†戦慄の交響曲†
沙羅の歌は風に乗って何処までも響き渡っていた。


雨がいつの間にか止んで・・・青空が覗いていた。


―これで・・・悠里も正気を取り戻しただろう・・・



そう、思ったが沙羅は腹部を押さえた。



傷口が開いてきたのだ。



まぁ、あれだけ走ったりしたんだから・・・仕方が無いですんだらいいが・・・



沙羅の手を真紅に染める、自らの血。



「やべぇな・・・」



沙羅は今、頼れるものが無い。


霊力も殆ど残ってない。


沙羅は倒れるように、木にもたれかかる。



「ったくよ・・・私も・・・弱くなったな・・・
元々、弱かったけど。

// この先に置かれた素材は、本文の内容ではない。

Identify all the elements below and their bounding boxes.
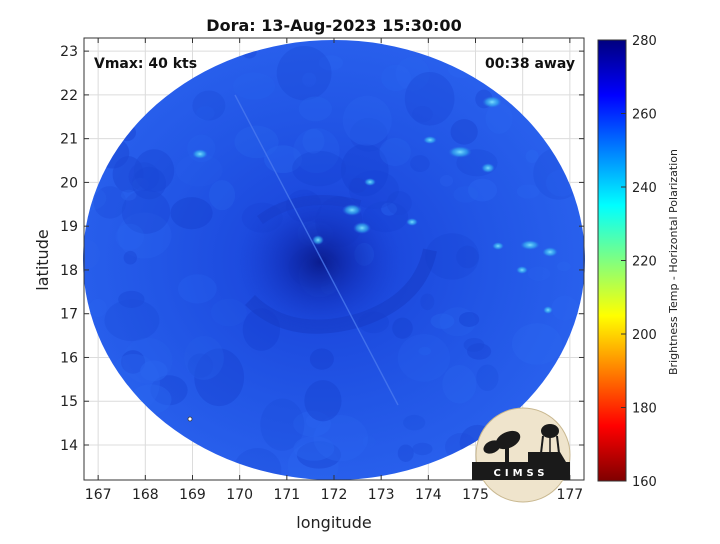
colorbar-tick-label: 160 [632,475,657,490]
colorbar-tick-label: 240 [632,181,657,196]
x-tick-label: 173 [368,487,395,503]
y-tick-label: 23 [60,44,78,60]
figure-title: Dora: 13-Aug-2023 15:30:00 [206,16,461,35]
y-tick-label: 21 [60,132,78,148]
x-tick-label: 169 [179,487,206,503]
point-marker [187,416,193,422]
y-tick-label: 18 [60,263,78,279]
colorbar-tick-label: 260 [632,108,657,123]
x-axis-ticks: 167168169170171172173174175176177 [85,38,583,503]
y-tick-label: 20 [60,175,78,191]
colorbar-ticks: 160 180 200 220 240 260 280 [621,34,657,490]
logo-text: CIMSS [494,468,549,479]
colorbar-tick-label: 180 [632,402,657,417]
y-axis-label: latitude [33,229,52,290]
y-axis-ticks: 14 15 16 17 18 19 20 21 22 23 [60,44,584,454]
x-tick-label: 171 [273,487,300,503]
cimss-logo: CIMSS [472,407,571,503]
time-away-label: 00:38 away [485,56,575,72]
y-tick-label: 14 [60,438,78,454]
y-tick-label: 15 [60,394,78,410]
x-tick-label: 177 [556,487,583,503]
x-tick-label: 170 [226,487,253,503]
colorbar-label: Brightness Temp - Horizontal Polarizatio… [667,149,680,375]
y-tick-label: 17 [60,307,78,323]
x-tick-label: 175 [462,487,489,503]
vmax-label: Vmax: 40 kts [94,56,197,72]
colorbar-tick-label: 200 [632,328,657,343]
warm-bright-spots [192,96,558,314]
x-tick-label: 168 [132,487,159,503]
x-tick-label: 167 [85,487,112,503]
x-tick-label: 174 [415,487,442,503]
x-tick-label: 172 [321,487,348,503]
y-tick-label: 22 [60,88,78,104]
colorbar-tick-label: 280 [632,34,657,49]
y-tick-label: 19 [60,219,78,235]
scan-line-artifact [234,94,399,406]
colorbar-tick-label: 220 [632,255,657,270]
microwave-swath [83,40,585,480]
x-axis-label: longitude [296,513,371,532]
y-tick-label: 16 [60,350,78,366]
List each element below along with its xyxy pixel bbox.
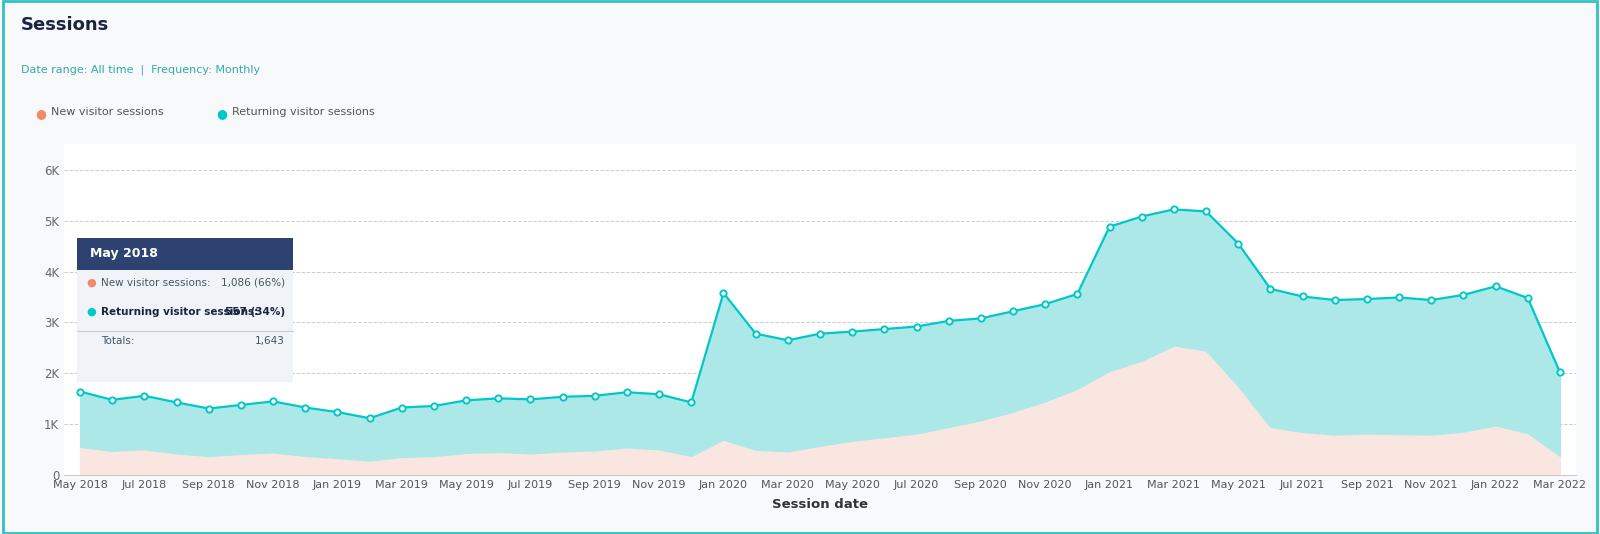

ここまでいった事は無いな・・・」



血が沙羅の横腹伝い落ちる。



「身が朽ち果てる前に・・・逝きそう・・・」


なんとも、縁起でも無い事を言う沙羅。



「まぁ・・・死んだら同じかぁ」


くくく、と笑って蒼く澄んでいる空を見上げた。



「・・・神殿も・・・聖域に戻ったし・・・良かった
無理し過ぎたかな・・・」



沙羅の周りを、風の精霊や炎の精霊、地の精霊に水の精霊が飛ぶ。


「大丈夫だよ。黒月を持っている間は死ぬ気がしないからね」


精霊に笑いかけて・・・眠る様に目を閉じた。